James Petrie, Thomas Vanhercke, Allan Green and Surinder Singh
CSIRO Food, Nutrition and Bioproducts Flagship, ACT, Australia
Supply of vegetable oils as a major commodity faces continuous pressure. Global demand is expected to double in the next two decades due to increasing world population and rising petroleum prices. Increasing limitations on arable land and agricultural inputs mean it will be difficult to meet this additional demand with current oilseed-based production systems. The concept of producing oil in the leaves and stems of high biomass species has attracted attention as a way to intensify oil production. The engineering of such a new oil production platform would not only yield greater amount of oil for a given land area but also provide a way to more easily segregate bioeconomy traits such as unusual fatty acids away from food production. We previously reported the accumulation of up to 17% triacylglycerol (TAG, dry weight) in leaf tissue of Nicotiana species. This was achieved by combinatorial metabolic engineering in which we increased fatty acid biosynthesis (‘Push’) by limited overexpression of the WRI1 transcription factor, increased TAG assembly (‘Pull’) by expressing DGAT1, and encouraged oil body formation (‘Packaging’) by expressing oleosin in plant leaves1,2.

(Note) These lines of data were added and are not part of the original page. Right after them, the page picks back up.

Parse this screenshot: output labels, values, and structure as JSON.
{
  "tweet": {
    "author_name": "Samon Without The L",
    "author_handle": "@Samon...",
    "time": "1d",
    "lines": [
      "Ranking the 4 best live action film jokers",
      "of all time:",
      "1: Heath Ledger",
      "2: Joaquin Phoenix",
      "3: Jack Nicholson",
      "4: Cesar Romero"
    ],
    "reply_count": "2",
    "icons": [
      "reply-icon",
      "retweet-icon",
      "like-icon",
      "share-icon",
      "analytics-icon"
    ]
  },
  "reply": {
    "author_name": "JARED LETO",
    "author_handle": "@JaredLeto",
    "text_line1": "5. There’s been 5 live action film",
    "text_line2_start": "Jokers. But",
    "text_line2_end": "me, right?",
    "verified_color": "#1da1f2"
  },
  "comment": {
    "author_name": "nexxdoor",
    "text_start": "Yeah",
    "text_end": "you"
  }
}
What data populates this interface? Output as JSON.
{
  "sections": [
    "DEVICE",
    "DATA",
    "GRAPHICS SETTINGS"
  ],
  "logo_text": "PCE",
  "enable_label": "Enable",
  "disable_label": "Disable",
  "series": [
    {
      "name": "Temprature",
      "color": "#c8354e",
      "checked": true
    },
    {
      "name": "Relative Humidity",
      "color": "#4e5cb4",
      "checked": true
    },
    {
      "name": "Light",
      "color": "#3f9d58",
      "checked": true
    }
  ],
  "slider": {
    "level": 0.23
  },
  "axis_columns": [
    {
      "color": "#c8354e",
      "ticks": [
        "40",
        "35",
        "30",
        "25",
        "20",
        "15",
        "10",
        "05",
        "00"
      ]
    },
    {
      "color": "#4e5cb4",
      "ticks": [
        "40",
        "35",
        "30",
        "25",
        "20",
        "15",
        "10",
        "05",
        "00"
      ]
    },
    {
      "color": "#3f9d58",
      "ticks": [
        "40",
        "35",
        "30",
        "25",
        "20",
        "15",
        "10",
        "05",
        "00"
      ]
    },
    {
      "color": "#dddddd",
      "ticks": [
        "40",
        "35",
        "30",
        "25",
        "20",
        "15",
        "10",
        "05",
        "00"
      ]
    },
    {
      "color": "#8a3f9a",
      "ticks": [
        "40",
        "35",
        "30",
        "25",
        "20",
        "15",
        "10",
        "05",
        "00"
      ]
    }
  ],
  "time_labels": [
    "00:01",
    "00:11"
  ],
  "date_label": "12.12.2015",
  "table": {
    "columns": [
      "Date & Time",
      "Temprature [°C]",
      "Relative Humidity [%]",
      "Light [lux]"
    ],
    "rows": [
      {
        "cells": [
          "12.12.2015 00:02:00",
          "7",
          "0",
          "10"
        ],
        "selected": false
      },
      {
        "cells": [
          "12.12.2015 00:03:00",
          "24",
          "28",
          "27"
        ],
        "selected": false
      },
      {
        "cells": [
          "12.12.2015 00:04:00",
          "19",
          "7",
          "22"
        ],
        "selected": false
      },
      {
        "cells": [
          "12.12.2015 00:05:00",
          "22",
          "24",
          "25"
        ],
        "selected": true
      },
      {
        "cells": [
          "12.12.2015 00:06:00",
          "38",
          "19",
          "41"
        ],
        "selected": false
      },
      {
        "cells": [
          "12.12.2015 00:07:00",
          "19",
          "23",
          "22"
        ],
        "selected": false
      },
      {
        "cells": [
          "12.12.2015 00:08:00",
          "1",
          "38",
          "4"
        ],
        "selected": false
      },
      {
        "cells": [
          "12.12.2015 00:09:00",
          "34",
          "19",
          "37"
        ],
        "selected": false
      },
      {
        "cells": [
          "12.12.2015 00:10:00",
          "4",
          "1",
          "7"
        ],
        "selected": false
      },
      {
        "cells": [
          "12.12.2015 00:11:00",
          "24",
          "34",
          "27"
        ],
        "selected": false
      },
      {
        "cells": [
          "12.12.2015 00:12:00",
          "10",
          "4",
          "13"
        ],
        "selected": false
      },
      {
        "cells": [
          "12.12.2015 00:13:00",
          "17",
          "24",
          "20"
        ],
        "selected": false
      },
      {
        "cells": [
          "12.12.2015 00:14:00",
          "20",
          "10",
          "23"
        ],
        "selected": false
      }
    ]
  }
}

In this presentation, we will describe some of our second generation construct designs which have more than doubled the previously reported TAG content. Oil content in leaves now matches elite oilseed crop seed levels of +40%. We will describe the implications that this technology has for global plant oil production from a yield and intensification perspective, as well as the challenges that remain for integration into the existing industry. We will also present data demonstrating that the newly produced fatty acids can be modified for industrial or nutritional applications as well as preliminary data of a transcriptome comparison between wild type and high oil leaf tissue, harvested at different stages during plant development.
REFERENCES
[1] Vanhercke et al., 2012. Synergistic effect of WRI1 and DGAT1 coexpression on triacylglycerol biosynthesis in plants. FEBS
Letters 587(4):364-9.
[2] Vanhercke et al., 2014. Metabolic engineering of biomass for high energy density: oilseed-like triacylglycerol yields from
plant leaves. Plant Biotechnology Journal 12(2):231-9.